Everything can look good on the surface, but what lies beneath can be the key to improvement. I grew up in a small town. Everyone knew everyone’s business. At least everyone knew how to keep up appearances. It was clear then, and is clear now, keeping up appearances can interfere with building healthier lives.
More and more of us are getting caught in this trap because social media functions much like a small town. You can put your best face forward, control the narrative, and avoid the need to make any substantial change to your real life.
We all want to present ourselves in the best possible light. That’s human nature and good marketing. And there’s nothing wrong with that…to a point. But the temptation is to become so married to a particular narrative that we stop telling ourselves the truth. This is especially true when the warped version of the truth is gaining us positive attention or accolades.
The opposite can also be true. If we are accustomed to being treated as though our accomplishments don’t matter, we may become married to a story that doesn’t allow us to recognize and celebrate real achievement. Or we may repeatedly take on the role of the victim or downtrodden.
I know from years of interviewing job candidates, most of us are either terrible self-assessors or remarkable fibbers. And it seems like we’ve become more thin-skinned. Knowing this, it’s difficult to get reliable, balanced feedback. This in turn feeds our skewed vision of ourselves.
So what, you may ask. If I want to see myself as perfect, isn’t that a reflection of good self-esteem? Uh no, no one is perfect. If I don’t take credit, isn’t that a reflection of my humility? Uh, maybe. But it could also be that you don’t take credit because you might be asked to perform at a higher level next time and you don’t want to put out any more effort.
Honest assessment of ourselves and our environment, situation, values, limits, and abilities are key to maximizing health. Without it, improvement programs will not work other than for a short period of time. Or we’ll never embark on a journey toward betterment because we simply won’t see the need.
What can we do to support honest evaluation of what lies beneath?
Learn about our relationship to shame. If shame is getting in the way, learn techniques for bypassing this obstacle. Dr. Brené Brown is a great resource for this exploration.

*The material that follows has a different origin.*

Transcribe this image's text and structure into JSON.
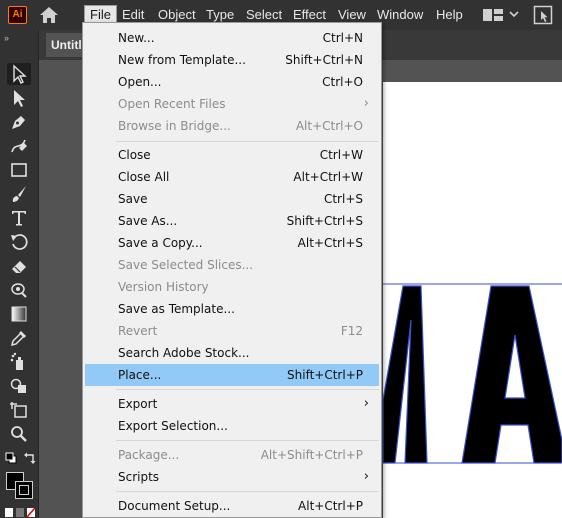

Flip the script. Challenge yourself to answer questions with answers opposite to your normal response then sit with the reverse answer and see how it feels. We know the truth deep down. If the opposite feels like there’s some truth to it, begin further investigation. You don’t have to do this in an environment that would threaten your job or family. Use online personality assessments, interest surveys, dating sites, etc. for this purpose (read privacy policies carefully).
Listen to friends who aren’t afraid to deliver bad news. The friend who tells you your shoes don’t smell bad when you know you just stepped in dog poop is not a reliable resource. They can still be your friends, just don’t include them when you need reliable feedback. Skips the opinion of friends who specialize in bad news as well. Their bias is unhelpful as well.
Practice self-care. Hearing the truth will sometimes be hard and temporarily painful. Regular self-care practices will create some insulation that makes be pain feel less intense.
Remember the benefit. Like GI Joe said, “Now you know. And knowing is half the battle.” There’s a lot of wisdom in that. Once we clearly understand who we are and where we are in our journey, we can move forward efficiently and effectively. Think of honest assessment as removing half the obstacles. Whew! Who wouldn’t want to do that?
I know that realistic self-assessment is easier said than done when we dig deep into those things we’ve never spoken out loud. At one point, I just stood in the mirror and asked myself to name the worst thing I’d ever done. Once I did that, I asked myself whether I could forgive a friend who had done the same thing. The answer felt freeing.
I followed that by asking myself if there was any way I could begin to view the moment in which I experienced the worst thing ever done to me as one in which the universe was as it was meant to be. This one is really hard. But when bad things happen to other people, we often take this view. Why not try on how it might feel from the inside? Again, the answer felt freeing. It didn’t immediately change anything, but it did take away some of the feeling of being personally targeted.
The success of many projects is determined by the preparation that precedes it. Exploring what lies beneath the appearance we project can be the key to achieving better health.